The percentage of people on the East coast reporting feeling stressed during a typical workday dropped to 31 percent in 2010 compared with 42 percent in 2009. Even though the percentage of Americans who report experiencing stress during a typical workday has declined in the East, so have reports of job satisfaction. Seventy-one percent of people living in the East said they were satisfied with their jobs in 2009 compared with just 58 percent this year.
Regardless of whether Americans live in the suburbs, an urban area or rural area, they are all experiencing about the same levels of stress.

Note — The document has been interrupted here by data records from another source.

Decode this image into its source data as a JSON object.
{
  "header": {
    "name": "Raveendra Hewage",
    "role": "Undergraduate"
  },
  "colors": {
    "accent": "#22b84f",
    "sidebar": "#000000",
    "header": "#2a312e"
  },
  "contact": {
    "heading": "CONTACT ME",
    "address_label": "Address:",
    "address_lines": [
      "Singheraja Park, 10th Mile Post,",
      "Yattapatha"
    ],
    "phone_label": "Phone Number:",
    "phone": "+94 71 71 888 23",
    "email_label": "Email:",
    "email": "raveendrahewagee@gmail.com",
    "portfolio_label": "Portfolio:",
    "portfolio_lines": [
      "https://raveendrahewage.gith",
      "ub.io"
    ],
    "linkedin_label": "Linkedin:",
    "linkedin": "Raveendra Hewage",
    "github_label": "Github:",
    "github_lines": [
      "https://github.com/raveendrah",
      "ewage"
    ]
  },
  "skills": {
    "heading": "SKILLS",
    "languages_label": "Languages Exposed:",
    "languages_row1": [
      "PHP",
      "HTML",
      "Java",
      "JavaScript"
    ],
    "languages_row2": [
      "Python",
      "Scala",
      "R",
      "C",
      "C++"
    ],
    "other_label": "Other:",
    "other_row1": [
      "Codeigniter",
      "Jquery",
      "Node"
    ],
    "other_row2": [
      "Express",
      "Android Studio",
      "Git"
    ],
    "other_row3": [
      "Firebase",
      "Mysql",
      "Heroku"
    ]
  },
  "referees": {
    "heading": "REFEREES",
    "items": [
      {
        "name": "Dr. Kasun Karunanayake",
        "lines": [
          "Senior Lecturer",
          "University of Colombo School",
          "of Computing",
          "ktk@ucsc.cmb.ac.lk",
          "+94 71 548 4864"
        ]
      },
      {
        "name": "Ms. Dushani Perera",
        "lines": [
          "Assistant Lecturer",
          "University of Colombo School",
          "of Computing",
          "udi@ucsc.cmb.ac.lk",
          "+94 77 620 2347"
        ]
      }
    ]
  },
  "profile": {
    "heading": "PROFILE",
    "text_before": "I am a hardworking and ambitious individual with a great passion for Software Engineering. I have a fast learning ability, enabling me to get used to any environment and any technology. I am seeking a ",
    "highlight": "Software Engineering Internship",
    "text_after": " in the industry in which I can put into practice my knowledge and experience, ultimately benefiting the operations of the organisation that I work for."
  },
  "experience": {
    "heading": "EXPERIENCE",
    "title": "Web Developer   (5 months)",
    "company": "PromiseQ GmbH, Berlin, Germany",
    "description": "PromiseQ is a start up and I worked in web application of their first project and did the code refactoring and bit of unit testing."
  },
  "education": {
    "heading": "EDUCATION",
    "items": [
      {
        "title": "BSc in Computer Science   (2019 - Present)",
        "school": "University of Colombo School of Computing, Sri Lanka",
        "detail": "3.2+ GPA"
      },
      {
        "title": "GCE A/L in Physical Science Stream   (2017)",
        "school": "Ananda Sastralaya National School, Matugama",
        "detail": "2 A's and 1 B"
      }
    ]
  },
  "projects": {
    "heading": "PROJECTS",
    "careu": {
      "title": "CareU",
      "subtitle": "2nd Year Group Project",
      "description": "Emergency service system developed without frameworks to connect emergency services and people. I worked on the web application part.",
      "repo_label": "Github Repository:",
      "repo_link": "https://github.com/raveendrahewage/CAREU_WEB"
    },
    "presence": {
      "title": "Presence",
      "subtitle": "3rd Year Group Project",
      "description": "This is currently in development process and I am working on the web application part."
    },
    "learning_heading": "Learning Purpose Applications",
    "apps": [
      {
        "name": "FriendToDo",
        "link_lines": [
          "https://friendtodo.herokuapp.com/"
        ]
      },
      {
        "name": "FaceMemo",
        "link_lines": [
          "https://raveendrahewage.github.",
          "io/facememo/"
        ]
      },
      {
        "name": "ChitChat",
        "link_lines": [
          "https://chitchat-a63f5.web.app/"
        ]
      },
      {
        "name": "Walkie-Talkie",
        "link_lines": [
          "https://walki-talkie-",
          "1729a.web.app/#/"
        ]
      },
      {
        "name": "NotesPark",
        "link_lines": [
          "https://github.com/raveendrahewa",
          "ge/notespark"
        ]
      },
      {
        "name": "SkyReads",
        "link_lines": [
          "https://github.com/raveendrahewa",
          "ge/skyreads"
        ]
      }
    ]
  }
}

However, those who live in urban areas are less likely to feel they are doing a good job managing it.
Fewer people in urban settings (44 percent) feel they are doing enough to manage their stress compared to those in the suburbs (59 percent) or rural areas (57 percent).
One-third (33 percent) of those living in urban areas perceive their health to be fair/poor — far more than those who live in suburban neighborhoods (18 percent) or rural areas (19 percent).
Money is cited more frequently as a source of stress for those who live in urban (80 percent) and rural areas (80 percent) than it is for those in the suburbs (71 percent).
People living in urban areas are more likely than those living in rural areas to cite work as a source of stress (78 percent vs. 62 percent).
On the following pages are snapshots of stress and its impact on the health and well-being of residents living in eight major metropolitan areas: Atlanta, Chicago, Denver, Detroit, Los Angeles, New York, Seattle and Washington, D.C.
*This section of the report focuses on adults within the general population (2007 n=1,848; 2008 n=1,791; 2009 n=1,568; 2010 n=1,134), by the following regions: East (2007 n=467; 2008 n=448; 2009 n=362; 2010 n=274), Midwest (2007 n=342; 2008 n=355; 2009 n=340; 2010 n=235), South (2007 n=593; 2008 n=575; 2009 n=516; 2010 n=382) and West (2007 n=445; 2008 n=413; 2009 n=349; 2010 n=243). In addition, the general population was examined by urbanicity using the following self-reported categories: urban (n=341), suburban (n=460) and rural (n=333).